Democrats in the U.S. House of Representatives on Dec. 31 proposed a funding package to put an end to the partial U.S. government shutdown, but the measures lacked a key component at the center of the impasse — providing funds for a U.S.-Mexico border wall.
The package comprises a bill to cover the Department of Homeland Security's finances through Feb. 8 and six other measures to reopen other agencies through the fiscal year ending Sept. 30.
Democrats, who gained a majority in the House in the November 2018 midterm elections, would vote on the two-part package separately Jan. 3, which is when they officially take control of the chamber. If approved, the package would reach the Republican-led Senate, where the proposals will likely be opposed.

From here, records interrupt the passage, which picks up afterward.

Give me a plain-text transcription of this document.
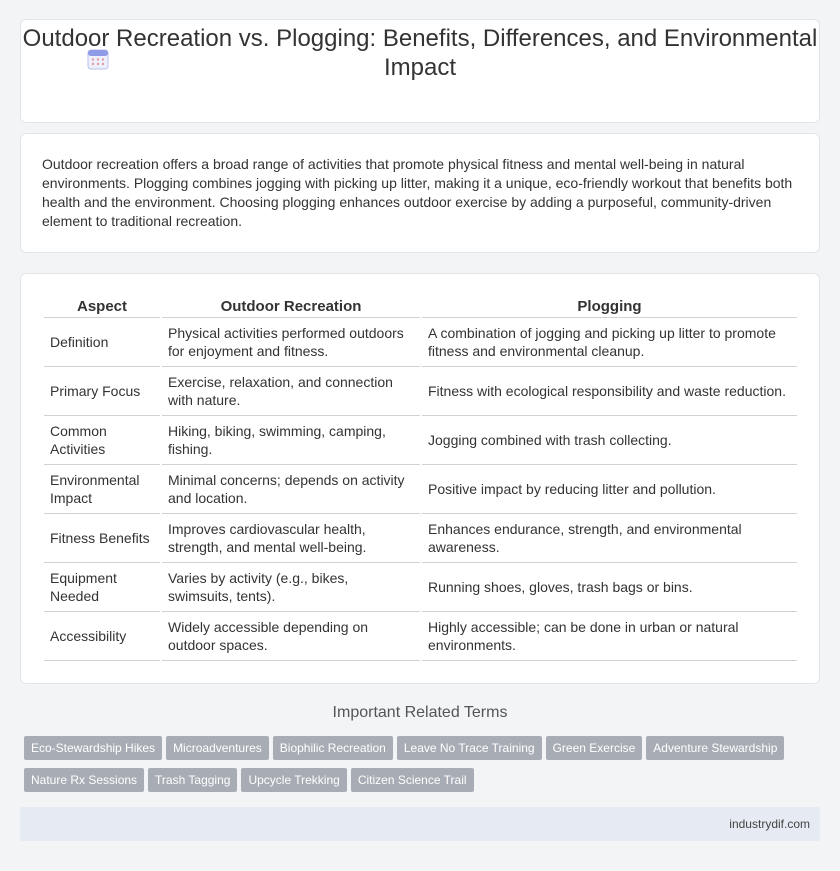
Outdoor Recreation vs. Plogging: Benefits, Differences, and Environmental Impact

Outdoor recreation offers a broad range of activities that promote physical fitness and mental well-being in natural environments. Plogging combines jogging with picking up litter, making it a unique, eco-friendly workout that benefits both health and the environment. Choosing plogging enhances outdoor exercise by adding a purposeful, community-driven element to traditional recreation.

Aspect	Outdoor Recreation	Plogging
Definition	Physical activities performed outdoors for enjoyment and fitness.	A combination of jogging and picking up litter to promote fitness and environmental cleanup.
Primary Focus	Exercise, relaxation, and connection with nature.	Fitness with ecological responsibility and waste reduction.
Common Activities	Hiking, biking, swimming, camping, fishing.	Jogging combined with trash collecting.
Environmental Impact	Minimal concerns; depends on activity and location.	Positive impact by reducing litter and pollution.
Fitness Benefits	Improves cardiovascular health, strength, and mental well-being.	Enhances endurance, strength, and environmental awareness.
Equipment Needed	Varies by activity (e.g., bikes, swimsuits, tents).	Running shoes, gloves, trash bags or bins.
Accessibility	Widely accessible depending on outdoor spaces.	Highly accessible; can be done in urban or natural environments.
Important Related Terms
Eco-Stewardship Hikes Microadventures Biophilic Recreation Leave No Trace Training Green Exercise Adventure StewardshipNature Rx Sessions Trash Tagging Upcycle Trekking Citizen Science Trail
industrydif.com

"[President Donald Trump] is using the government shutdown to try to force an expensive and ineffective wall upon the American people, but Democrats have offered two bills which separate the arguments over the wall from the government shutdown," House Speaker-designate Nancy Pelosi and Senate Democratic Minority Leader Chuck Schumer said in a joint statement.
Pelosi and Schumer said if Senate Republicans reject the bills for agencies unconnected to border security, they could be held responsible for keeping roughly 800,000 people out of work over the wall demand, which the president says is required to fight drug trafficking and illegal immigration.
"We have to have a wall as part of border security," Trump said in a New Year video message on Twitter.
Trump, who wants approval for $5 billion in funds to fulfill his election campaign promise, on Dec. 28, 2018, threatened to shut the country's entire southern border with Mexico in case Congress does not approve funding for the border wall.